北川冬彦(1900-1990・滋賀県生れ)は満州育ちの詩人・映画批評家。大正13年、大連で三好達治・安西冬衛らと同人誌「亜」を発刊。次いで「詩と詩論」に参加後、レアリスムの再検討を期して「詩・現実」を創刊。最盛期の評価と反して、俳句の山口誓子とともに現在は忘れられた大家となりつつある。
『体温表』 北川 冬彦
鼻血を出している
『爛れた月』 北川 冬彦
魚
軍艦
鉄の管
赤黒い丘
水平線には毛細管が蚯蚓膨れしていた
『花の中の花』 北川 冬彦
岩壁の上で草花が乱れ始めた。その中の一輪。港市が次第に縮図する。ついに緑の斑点。
ああ。離別。
『薄暮』 北川 冬彦
煙突の矢鱈に多い街
縞馬のような扉の奥には
髪の汚れた少女が三人 ストーブを囲んでいた
『ラッシュ・アワー』 北川 冬彦
改札口で
指が 切符と一緒に切られた
『爬虫類』 北川 冬彦
爬虫類は、壊れた乳母車に豆と石鹸とタオルを載せて、街の風呂から這ってかえって来た。
(以上第二詩集「検温器と花」1926より)
北川の絶頂をなす第三詩集「戦争」は当時最大の影響力を持つ小説家・横光利一が序文、脅威を感じた萩原朔太郎が長篇詩論「詩の原理」の中で集中の話題作『馬』を徹底批判したことでも記憶される。
『馬』 北川 冬彦
軍港を内臓している。
『大軍叱咤』 北川 冬彦
将軍の股は延びた、軍刀のように。
毛むくじゃらの脚首には、花のような支那の売婬婦がぶら下がっている。
黄塵に汚れた機密費。
『剃刀』 北川 冬彦
西洋剃刀の刃は透明な飴棒である。舐めて見ると、瞬間、唇は稲妻のように剃り落とされた。これは素敵な清涼剤だ。これは素敵な清涼剤だ。
『戦争』 北川 冬彦
義眼の中にダイアモンドを入れて貰ったとて、何になろう。苔の生えた肋骨に勲章を懸けたとて、それが何になろう。

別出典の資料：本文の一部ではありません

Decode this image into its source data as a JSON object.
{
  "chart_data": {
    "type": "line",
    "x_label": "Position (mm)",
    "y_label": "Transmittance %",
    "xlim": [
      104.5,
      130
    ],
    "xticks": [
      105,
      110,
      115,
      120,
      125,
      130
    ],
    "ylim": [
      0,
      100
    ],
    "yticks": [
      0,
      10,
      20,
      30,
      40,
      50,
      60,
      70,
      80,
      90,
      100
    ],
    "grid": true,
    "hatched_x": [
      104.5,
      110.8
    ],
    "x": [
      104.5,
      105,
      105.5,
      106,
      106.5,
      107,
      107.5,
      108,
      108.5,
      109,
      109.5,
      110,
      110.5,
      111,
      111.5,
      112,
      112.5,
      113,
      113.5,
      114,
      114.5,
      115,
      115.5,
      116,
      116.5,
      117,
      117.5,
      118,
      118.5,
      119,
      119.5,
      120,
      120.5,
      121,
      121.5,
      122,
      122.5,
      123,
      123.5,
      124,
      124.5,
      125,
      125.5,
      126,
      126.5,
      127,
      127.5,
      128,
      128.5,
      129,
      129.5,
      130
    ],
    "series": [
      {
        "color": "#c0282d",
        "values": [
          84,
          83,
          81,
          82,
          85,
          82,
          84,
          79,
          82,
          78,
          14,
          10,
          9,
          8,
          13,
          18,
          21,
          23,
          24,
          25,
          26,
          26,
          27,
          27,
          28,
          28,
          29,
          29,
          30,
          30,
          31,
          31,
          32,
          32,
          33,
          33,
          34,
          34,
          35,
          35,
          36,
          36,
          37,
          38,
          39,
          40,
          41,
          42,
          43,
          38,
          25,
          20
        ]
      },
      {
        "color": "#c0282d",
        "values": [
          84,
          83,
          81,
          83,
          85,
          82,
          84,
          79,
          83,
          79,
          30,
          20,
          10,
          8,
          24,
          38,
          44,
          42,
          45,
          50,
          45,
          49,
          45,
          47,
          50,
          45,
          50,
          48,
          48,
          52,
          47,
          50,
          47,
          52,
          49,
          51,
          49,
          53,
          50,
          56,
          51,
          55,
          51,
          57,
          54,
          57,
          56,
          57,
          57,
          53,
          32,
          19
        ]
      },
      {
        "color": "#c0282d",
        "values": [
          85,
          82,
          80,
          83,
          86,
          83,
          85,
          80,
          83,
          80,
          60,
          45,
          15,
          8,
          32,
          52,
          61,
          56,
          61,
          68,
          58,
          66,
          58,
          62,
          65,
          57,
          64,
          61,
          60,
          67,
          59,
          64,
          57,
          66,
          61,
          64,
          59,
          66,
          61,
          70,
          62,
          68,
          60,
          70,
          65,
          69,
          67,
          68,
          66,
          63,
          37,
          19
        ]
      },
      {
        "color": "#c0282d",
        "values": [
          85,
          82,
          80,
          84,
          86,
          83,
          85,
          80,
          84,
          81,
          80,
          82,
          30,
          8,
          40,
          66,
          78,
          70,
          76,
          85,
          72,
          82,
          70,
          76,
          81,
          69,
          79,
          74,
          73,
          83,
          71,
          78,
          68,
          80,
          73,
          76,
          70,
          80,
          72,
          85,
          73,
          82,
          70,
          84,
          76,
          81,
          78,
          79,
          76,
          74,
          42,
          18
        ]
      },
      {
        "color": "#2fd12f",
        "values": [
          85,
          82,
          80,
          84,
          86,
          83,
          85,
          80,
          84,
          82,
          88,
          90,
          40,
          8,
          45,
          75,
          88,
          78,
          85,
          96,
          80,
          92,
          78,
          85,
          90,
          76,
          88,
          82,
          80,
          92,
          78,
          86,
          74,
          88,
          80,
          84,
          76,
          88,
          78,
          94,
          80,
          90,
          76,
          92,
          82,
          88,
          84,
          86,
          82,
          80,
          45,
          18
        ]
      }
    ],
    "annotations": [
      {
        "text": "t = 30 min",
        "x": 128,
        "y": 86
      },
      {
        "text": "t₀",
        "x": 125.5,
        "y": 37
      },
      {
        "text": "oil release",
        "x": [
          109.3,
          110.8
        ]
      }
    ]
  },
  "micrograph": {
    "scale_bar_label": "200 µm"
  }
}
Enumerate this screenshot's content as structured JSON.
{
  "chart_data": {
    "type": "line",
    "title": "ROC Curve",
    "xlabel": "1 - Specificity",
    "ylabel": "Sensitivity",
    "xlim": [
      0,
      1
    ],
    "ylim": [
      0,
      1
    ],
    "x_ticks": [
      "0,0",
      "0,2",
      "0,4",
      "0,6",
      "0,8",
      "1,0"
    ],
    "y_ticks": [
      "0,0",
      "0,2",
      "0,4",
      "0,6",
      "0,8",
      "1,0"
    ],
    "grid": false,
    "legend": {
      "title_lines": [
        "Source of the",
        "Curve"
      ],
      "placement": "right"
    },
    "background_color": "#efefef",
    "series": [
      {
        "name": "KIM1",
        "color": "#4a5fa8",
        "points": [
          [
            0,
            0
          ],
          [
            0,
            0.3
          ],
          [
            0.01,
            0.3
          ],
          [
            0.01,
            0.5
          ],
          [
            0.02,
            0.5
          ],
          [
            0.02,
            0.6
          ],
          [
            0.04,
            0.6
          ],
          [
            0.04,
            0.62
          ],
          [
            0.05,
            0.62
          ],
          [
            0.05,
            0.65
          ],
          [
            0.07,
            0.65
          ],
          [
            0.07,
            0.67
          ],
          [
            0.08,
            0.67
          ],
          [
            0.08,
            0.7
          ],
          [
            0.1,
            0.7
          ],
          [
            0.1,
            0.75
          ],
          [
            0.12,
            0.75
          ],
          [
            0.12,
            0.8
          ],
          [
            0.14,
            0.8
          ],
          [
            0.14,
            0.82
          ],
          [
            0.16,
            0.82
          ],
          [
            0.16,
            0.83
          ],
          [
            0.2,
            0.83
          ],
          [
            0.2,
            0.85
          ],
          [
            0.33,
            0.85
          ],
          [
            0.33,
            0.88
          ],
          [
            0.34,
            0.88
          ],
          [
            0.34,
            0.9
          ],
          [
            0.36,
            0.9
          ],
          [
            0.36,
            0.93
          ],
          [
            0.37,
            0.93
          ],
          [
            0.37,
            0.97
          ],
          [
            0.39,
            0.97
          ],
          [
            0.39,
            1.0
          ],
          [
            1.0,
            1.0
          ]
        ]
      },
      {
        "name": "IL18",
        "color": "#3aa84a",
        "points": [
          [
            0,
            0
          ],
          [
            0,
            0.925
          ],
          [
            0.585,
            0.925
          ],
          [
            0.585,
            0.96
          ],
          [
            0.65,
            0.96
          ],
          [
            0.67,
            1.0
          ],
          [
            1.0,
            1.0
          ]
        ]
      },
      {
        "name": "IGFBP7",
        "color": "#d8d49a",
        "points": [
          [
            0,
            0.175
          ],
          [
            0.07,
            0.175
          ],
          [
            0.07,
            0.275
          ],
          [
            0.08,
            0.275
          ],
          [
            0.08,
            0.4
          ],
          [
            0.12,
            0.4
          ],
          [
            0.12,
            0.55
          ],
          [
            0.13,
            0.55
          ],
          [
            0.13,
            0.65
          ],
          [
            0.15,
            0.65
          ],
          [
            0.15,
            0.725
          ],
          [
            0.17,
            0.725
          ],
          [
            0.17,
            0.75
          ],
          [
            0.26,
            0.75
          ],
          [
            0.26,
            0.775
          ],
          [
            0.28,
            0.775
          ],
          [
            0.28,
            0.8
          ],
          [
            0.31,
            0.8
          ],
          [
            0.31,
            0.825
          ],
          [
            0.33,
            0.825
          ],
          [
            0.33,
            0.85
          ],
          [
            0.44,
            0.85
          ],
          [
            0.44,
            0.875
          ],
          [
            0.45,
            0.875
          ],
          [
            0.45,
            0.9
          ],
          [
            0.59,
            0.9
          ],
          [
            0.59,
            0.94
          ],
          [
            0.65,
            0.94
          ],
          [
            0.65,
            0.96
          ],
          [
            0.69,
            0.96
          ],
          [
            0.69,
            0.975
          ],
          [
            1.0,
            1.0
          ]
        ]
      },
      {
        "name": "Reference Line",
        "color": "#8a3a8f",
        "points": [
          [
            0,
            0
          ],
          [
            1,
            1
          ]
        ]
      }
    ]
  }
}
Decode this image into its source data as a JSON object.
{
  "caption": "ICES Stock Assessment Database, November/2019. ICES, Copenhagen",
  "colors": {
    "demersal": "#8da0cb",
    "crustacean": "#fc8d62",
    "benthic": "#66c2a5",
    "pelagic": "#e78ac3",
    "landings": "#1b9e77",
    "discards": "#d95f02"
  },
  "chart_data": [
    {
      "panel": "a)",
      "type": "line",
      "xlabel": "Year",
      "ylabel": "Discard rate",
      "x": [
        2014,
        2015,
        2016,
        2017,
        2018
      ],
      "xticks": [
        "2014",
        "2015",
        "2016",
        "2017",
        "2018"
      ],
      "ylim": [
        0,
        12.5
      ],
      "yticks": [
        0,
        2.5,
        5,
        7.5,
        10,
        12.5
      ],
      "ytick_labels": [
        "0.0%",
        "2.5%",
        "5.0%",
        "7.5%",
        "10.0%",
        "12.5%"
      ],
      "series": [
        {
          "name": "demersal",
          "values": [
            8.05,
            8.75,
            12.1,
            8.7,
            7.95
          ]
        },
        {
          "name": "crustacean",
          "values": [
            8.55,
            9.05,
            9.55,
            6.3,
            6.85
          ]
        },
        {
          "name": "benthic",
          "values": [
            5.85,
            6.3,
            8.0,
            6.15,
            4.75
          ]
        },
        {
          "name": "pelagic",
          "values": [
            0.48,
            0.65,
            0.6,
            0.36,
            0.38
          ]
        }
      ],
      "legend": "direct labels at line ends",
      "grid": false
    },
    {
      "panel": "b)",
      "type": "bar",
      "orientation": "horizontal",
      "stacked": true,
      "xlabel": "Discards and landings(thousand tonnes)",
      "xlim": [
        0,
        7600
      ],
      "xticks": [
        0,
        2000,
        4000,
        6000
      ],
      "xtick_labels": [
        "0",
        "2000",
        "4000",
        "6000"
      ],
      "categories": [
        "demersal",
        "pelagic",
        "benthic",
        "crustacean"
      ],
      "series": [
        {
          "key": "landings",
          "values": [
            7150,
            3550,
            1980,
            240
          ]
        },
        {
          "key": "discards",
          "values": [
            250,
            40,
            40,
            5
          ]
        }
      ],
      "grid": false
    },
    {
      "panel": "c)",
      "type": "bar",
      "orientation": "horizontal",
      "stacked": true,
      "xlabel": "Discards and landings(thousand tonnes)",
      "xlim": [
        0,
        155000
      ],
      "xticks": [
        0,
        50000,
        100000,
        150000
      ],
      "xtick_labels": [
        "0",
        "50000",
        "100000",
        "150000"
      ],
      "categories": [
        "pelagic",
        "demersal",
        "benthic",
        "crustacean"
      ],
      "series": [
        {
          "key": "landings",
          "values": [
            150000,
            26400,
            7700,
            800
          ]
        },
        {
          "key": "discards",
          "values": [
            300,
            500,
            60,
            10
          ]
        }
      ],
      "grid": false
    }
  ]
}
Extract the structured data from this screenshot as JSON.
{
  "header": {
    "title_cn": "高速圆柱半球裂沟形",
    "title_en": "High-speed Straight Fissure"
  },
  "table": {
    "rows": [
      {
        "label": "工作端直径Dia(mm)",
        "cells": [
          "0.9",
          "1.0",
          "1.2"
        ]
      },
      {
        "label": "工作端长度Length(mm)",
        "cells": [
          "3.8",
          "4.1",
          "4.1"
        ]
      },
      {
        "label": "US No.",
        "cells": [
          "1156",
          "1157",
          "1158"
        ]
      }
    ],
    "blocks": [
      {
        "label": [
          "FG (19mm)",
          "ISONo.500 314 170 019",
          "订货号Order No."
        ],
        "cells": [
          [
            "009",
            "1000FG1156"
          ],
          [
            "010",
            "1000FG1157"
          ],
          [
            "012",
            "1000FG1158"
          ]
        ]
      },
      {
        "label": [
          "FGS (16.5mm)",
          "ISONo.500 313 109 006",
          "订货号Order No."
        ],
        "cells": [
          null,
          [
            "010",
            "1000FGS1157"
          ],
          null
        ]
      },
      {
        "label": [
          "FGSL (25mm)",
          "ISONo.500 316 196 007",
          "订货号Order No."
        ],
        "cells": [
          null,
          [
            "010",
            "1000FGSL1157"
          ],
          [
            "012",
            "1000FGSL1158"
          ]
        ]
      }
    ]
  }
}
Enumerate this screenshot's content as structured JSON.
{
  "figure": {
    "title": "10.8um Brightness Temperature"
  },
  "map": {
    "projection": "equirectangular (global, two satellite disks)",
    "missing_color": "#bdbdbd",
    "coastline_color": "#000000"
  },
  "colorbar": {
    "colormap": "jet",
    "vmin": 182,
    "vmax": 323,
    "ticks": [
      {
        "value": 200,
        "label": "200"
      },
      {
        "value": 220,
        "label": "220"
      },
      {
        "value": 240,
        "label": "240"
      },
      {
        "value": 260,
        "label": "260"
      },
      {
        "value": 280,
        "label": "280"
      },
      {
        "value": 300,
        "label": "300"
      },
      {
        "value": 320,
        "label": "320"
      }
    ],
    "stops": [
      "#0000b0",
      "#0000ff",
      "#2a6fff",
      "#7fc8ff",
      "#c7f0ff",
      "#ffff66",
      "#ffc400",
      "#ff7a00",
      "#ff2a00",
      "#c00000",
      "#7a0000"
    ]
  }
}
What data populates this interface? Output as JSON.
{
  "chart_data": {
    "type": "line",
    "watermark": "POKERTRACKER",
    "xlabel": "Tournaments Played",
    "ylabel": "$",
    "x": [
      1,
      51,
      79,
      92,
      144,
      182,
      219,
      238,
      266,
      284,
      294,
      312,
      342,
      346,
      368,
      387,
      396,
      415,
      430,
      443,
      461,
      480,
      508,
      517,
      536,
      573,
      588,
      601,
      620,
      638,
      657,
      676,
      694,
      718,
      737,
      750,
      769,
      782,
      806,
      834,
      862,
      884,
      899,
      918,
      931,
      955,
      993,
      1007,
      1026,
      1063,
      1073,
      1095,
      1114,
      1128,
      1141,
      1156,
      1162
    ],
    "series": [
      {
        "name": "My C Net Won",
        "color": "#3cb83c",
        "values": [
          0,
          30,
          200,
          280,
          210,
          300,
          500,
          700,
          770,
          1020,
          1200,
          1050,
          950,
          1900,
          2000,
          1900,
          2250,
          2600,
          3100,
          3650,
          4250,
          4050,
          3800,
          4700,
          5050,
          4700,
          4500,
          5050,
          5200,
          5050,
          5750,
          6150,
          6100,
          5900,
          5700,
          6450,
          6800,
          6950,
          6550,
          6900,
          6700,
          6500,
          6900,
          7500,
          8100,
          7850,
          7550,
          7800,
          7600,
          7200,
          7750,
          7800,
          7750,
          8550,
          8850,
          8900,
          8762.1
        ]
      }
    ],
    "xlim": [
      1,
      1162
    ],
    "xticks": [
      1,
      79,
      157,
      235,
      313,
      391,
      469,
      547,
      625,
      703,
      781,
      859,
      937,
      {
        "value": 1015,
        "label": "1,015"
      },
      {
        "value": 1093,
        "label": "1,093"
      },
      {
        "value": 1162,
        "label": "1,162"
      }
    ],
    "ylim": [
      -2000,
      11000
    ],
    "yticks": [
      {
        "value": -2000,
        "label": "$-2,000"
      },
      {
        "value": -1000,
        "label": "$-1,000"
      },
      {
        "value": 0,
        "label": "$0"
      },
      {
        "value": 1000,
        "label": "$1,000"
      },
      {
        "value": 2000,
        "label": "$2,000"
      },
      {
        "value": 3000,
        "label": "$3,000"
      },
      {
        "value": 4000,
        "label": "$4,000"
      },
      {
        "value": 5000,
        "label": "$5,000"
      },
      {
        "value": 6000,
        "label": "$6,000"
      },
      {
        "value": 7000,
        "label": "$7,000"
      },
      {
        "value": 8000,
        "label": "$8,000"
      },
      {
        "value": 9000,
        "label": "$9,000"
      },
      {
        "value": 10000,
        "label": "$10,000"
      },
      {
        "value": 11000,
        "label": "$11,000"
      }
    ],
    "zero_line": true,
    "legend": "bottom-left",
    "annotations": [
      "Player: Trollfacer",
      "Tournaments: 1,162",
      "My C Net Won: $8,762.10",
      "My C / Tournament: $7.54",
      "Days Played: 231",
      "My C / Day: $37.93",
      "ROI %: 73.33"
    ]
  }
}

腸詰をぶら下げた巨大な頭を粉砕しなければならぬ。腸詰をぶら下げた巨大な頭は粉砕しなければならぬ。
その骨灰を掌の上でタンポポのように吹き飛ばすのは、いつの日であろう。
(以上詩集「戦争」1929より)
着想は悪くないが、文体は古びてしまっている。北川は文学史上ではただ一冊の短編集「檸檬」1931を残し夭逝した梶井基次郎の文学的盟友として、三好達治とともに名を残すだろう。